Ray Comes to the PyTorch Foundation
The PyTorch Foundation, the Linux Foundation-based open source AI organization, today announced that it will become the host of Ray, the popular open source distributed computing framework for scaling AI and Python applications. The Ray project will join existing projects like PyTorch itself, the vLLM inference engine and deep learning optimization library DeepSpeed.
Ray was originally incubated in UC Berkeley’s RISELab. Robert Nishihara and Philipp Moritz, who were graduate students at the time, launched the project in 2016. Together with their professor (and Databricks co-founder) Ion Stoica, they then decided to found Anyscale to commercialize their work. Since then, Anyscale has raised over $250 million and launched various products around Ray, and like most open source companies, it also offers a hosted platform that combines many of these services into an enterprise-ready platform.
The core Ray project itself provides the primitives (called tasks, actors and objects) for building distributed Python-based applications. It’s worth noting that the core piece of Ray isn’t limited to AI applications but can be used to scale any Python workload. But the Ray project also includes the AI-specific libraries for managing machine learning (ML) data sets and handling distributed training, as well as libraries for tuning and serving models. Ray also includes a library for scaling reinforcement learning workloads.
“At Ray, our goal is to make distributed computing as straightforward as writing Python code,” said Anyscale co-founder Nishihara. “Joining the PyTorch Foundation helps us stay true to that mission, ensuring Ray continues to be an open, community-driven backbone for developers and their organizations.”
Since its launch, Anyscale has independently maintained the Ray open source project (though it has occasionally been mislabeled “Apache Ray”).

Image credit: Anyscale.
For the PyTorch Foundation, the addition of Ray means it now offers some of the most foundational open source projects for the AI ecosystem. There is PyTorch for model development, vLLM for inference and Ray for distributed execution, the Foundation argues.

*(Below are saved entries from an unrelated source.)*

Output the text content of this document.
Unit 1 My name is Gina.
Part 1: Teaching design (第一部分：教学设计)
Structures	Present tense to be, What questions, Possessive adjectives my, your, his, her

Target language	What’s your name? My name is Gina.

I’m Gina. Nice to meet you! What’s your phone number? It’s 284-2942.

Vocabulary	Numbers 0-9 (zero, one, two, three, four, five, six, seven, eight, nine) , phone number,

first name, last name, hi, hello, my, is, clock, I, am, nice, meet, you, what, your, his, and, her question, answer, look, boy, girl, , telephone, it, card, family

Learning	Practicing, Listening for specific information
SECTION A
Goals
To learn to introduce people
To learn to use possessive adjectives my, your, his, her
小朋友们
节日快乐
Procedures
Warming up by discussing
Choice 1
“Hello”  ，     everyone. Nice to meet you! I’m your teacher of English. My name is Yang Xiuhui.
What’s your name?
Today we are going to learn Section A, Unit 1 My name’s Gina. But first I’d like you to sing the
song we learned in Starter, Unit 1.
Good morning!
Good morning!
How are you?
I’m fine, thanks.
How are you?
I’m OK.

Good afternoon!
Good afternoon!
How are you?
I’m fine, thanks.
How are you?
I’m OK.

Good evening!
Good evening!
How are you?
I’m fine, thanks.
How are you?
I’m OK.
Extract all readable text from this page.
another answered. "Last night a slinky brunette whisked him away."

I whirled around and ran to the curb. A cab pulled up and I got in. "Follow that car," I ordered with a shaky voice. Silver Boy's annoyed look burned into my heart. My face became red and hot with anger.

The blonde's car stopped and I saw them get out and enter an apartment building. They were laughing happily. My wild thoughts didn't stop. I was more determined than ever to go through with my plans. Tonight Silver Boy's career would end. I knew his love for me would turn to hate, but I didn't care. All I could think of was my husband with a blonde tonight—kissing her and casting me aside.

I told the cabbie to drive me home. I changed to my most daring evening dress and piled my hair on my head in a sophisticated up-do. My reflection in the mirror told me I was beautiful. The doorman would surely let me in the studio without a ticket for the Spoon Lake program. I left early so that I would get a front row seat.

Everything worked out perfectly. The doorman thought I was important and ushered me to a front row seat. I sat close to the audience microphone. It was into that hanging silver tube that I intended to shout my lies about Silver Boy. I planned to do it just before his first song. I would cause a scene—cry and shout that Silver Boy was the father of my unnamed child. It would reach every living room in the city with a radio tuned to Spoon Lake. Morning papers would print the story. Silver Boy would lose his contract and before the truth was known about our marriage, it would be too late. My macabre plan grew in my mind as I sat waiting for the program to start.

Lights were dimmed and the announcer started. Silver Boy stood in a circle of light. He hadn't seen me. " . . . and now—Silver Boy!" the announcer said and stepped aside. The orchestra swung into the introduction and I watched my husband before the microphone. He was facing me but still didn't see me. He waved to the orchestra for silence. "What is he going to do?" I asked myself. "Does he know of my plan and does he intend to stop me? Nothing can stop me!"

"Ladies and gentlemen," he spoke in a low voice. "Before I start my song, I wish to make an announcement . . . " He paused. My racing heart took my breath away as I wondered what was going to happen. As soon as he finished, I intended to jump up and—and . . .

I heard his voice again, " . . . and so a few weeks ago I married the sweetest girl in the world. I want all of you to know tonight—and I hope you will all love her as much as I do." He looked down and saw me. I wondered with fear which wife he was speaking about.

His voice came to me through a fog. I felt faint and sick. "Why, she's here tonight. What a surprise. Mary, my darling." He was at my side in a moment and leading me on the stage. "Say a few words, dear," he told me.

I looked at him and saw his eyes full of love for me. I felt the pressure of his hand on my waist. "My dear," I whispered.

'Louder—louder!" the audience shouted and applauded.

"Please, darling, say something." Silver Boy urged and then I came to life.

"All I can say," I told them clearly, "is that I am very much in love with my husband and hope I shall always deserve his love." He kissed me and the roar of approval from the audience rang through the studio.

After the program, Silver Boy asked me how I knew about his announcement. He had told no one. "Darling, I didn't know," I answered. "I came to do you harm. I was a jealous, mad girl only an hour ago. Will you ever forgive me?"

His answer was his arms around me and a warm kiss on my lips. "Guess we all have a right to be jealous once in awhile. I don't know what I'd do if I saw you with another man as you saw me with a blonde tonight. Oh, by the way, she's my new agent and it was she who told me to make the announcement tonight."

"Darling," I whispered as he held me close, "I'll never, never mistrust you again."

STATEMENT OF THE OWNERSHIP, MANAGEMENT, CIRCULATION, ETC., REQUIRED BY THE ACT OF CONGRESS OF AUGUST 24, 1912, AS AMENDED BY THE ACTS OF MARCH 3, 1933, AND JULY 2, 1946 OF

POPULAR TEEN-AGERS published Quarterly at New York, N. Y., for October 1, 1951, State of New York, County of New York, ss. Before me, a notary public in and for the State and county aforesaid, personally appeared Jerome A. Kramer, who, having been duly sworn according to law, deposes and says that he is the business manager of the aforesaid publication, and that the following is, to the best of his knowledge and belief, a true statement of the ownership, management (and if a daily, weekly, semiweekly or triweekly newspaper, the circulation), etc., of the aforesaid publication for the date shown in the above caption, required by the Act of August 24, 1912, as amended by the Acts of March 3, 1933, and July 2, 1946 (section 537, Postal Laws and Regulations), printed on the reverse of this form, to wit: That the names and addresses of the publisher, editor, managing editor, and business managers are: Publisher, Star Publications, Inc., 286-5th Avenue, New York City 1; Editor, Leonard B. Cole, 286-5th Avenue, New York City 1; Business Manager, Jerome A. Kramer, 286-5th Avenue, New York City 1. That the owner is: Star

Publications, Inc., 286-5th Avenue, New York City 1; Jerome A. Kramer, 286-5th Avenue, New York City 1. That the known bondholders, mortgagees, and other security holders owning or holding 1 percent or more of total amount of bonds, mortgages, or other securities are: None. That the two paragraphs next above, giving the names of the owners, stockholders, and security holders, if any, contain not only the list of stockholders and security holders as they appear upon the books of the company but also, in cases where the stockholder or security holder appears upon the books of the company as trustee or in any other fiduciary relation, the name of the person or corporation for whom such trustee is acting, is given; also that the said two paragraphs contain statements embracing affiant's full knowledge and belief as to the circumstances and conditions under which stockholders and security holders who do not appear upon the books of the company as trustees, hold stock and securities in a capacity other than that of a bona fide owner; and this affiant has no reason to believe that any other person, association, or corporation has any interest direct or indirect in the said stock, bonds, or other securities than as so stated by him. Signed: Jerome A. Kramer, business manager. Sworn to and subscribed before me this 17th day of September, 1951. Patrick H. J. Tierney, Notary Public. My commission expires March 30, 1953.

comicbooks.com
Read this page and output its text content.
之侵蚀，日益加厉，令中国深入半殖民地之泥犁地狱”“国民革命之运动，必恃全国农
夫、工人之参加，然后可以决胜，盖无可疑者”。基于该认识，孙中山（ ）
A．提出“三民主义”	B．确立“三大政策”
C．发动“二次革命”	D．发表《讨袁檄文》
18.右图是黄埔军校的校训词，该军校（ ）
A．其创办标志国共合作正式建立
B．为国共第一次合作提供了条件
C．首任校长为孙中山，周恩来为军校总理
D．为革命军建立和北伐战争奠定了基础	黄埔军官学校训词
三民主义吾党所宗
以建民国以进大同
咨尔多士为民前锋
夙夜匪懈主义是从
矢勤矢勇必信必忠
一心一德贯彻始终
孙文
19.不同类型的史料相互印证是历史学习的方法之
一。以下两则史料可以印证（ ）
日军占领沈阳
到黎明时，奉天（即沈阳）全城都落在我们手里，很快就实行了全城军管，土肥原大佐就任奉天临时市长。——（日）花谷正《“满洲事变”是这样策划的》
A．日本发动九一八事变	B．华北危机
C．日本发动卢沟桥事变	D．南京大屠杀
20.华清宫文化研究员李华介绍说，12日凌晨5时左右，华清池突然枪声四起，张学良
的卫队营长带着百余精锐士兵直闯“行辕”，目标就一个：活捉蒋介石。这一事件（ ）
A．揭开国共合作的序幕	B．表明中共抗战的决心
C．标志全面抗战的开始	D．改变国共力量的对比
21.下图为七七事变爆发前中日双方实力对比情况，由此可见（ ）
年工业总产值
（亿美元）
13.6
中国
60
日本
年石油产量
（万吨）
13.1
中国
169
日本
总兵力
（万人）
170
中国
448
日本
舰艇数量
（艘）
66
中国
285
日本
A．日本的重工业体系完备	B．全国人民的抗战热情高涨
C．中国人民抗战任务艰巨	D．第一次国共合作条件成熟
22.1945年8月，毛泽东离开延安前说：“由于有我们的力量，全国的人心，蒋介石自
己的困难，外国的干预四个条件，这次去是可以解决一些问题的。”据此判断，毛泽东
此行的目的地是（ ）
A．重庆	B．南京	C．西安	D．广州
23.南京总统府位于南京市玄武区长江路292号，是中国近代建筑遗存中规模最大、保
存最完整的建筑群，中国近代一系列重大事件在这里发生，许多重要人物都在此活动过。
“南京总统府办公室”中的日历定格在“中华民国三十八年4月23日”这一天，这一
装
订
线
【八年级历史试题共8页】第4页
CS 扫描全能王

“By bringing Ray under the PyTorch Foundation umbrella, alongside projects like vLLM and DeepSpeed, we are uniting the critical components needed to build next-generation AI systems. Ray’s inclusion strengthens our collective mission to support developers with the tools to efficiently train, serve, and deploy AI models at scale,” said Matt White, the GM of AI at the Linux Foundation and executive director of the PyTorch Foundation.